At an all-staff online meeting last May, employees asked directly if Anna Winthur would leave the company, according to the New York Times. Roger Lynch immediately responded firmly, saying that Anna would not go anywhere. This reflects from the side that even within the company, employees are not satisfied with the fact that the fashion female demon has too much power.

Too much concentration of power is not a good thing for a century-old business, especially a media company. In the ever-changing market competition in the Internet era, traditional media not only faces the impact of emerging channels, but also the squeeze of online content such as streaming media. From the current actual situation, Lynch's "global localization" is undoubtedly to globalize the strategy of the New York team.
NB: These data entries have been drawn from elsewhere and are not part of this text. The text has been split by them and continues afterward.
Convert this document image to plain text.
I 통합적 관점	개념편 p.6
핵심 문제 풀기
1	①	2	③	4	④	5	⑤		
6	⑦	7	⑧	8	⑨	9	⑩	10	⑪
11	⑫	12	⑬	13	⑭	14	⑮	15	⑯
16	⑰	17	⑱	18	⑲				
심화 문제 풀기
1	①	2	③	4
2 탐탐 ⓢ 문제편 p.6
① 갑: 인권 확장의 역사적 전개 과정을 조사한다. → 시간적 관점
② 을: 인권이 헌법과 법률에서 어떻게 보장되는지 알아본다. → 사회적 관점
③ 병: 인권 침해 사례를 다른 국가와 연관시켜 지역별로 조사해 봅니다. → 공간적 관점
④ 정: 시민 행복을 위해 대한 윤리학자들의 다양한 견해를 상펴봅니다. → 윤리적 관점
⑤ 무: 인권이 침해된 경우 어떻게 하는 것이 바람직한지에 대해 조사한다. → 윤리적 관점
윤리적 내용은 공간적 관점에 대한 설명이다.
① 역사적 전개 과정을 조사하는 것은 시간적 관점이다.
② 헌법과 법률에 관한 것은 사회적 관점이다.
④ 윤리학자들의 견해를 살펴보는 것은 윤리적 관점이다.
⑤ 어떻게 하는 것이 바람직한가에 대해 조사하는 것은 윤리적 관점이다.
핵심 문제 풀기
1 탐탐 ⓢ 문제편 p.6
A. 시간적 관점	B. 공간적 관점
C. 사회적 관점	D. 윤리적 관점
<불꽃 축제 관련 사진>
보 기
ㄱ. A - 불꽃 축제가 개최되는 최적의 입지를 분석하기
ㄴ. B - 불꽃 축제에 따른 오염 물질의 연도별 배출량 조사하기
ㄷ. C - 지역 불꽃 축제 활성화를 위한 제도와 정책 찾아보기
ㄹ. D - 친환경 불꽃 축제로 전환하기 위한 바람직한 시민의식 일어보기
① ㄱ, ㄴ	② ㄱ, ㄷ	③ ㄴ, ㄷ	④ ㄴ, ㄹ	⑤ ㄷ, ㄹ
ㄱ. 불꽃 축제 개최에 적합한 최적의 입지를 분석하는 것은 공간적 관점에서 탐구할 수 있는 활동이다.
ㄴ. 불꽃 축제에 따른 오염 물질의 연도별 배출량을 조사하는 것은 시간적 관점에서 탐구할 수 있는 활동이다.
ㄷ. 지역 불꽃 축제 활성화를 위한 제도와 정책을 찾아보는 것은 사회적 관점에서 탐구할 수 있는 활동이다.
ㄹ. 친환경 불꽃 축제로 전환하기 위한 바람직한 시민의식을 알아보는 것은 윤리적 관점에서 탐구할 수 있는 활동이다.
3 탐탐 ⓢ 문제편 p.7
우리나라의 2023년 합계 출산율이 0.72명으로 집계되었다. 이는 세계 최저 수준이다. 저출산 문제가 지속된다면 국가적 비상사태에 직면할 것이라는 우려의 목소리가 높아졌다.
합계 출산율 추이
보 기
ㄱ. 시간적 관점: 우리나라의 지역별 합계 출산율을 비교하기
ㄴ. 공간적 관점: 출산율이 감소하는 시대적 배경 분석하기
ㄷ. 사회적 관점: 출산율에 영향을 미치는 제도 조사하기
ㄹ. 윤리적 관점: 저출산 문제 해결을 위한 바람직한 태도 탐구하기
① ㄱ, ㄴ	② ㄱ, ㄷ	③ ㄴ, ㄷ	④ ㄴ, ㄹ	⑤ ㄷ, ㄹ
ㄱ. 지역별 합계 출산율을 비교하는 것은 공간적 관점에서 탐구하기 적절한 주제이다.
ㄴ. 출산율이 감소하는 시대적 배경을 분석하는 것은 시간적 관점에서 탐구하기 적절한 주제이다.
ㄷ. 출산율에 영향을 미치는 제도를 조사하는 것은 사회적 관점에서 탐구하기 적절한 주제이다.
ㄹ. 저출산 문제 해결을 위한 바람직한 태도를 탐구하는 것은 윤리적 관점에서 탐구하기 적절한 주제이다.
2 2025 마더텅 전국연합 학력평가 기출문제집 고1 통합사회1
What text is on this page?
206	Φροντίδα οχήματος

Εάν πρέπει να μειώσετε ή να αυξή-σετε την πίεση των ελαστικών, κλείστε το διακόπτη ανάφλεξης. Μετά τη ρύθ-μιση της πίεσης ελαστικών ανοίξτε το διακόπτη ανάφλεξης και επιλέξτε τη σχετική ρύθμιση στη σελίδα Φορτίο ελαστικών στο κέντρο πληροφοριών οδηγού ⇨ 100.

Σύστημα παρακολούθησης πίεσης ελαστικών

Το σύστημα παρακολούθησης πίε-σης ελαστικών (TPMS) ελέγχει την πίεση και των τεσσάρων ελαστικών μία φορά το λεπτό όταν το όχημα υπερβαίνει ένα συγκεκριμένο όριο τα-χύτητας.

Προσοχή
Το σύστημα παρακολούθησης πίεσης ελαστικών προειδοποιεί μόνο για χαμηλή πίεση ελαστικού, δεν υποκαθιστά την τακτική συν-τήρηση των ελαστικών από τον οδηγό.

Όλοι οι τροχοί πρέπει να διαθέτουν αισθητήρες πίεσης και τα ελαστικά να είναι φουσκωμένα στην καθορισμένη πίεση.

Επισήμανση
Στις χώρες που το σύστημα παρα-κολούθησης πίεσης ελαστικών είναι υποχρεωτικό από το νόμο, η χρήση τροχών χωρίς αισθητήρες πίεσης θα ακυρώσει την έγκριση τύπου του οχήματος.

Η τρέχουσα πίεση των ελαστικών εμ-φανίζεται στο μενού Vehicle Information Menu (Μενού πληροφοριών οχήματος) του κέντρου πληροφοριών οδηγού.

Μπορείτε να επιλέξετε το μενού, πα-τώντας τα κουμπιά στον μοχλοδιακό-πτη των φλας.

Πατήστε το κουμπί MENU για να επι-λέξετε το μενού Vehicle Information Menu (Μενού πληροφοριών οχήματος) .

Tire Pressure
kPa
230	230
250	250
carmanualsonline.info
This is not unrelated to condé Nast's family business attributes. In 1959, Samuel Newhouse, the founder of the Newhouse family, bought Condé Nast and became the de facto controller of the media giant. Because it is a family business, condé Nast's specific financial data has been rarely disclosed.

According to the New York Times, an anonymous insider revealed that in 2019, Condé Nast's U.S. division lost about $100 million, and the European division also lost money. CEO Lynch did not respond positively to the figures, but said the group's ongoing restructuring and merger did cost more.

Many executives around the world have left, VOGUE has ushered in the youngest leader, how does the century-old media giant Condé Nast open a "new chapter"?

Anna Wintur Image source: Personal Instagram

Notably, in 2020, Condé Nast announced a 10% to 20% pay cut for employees earning more than $100,000 a year starting in May, and a 20% and 50% reduction for Anna Ventur and Roger Lynch, respectively. In addition, the group laid off hundreds of employees while reducing hiring. Affected by the pandemic, advertising, which accounts for about 70% of the group's revenue, fell significantly, and according to Enders Analysis, magazine advertising revenue in the UK market alone decreased by about a third.

In the face of the darkest hour of 2020, Roger Lynch has not stopped thinking about the group's business, and the 2019 CROSS-border CEO believes that in the future, one-third of the company's revenue will come from publishing magazines and digital advertising, another third will be contributed by the video business, and the last third will come directly from readers. As a media company, content is still the foundation of Condé Nast, so he plans to increase his investment in content by 25% in the next four years. At the same time, Lynch also recognizes that magazines are no longer the top priority for brands, and existing distribution channels need to be improved.

Whether the "global localization" strategy can help the group achieve growth on the business side is unknown, but at a time when the drawbacks of large companies are becoming more obvious, how to improve the personnel structure to release the vitality of the group's global team may be more worth thinking about.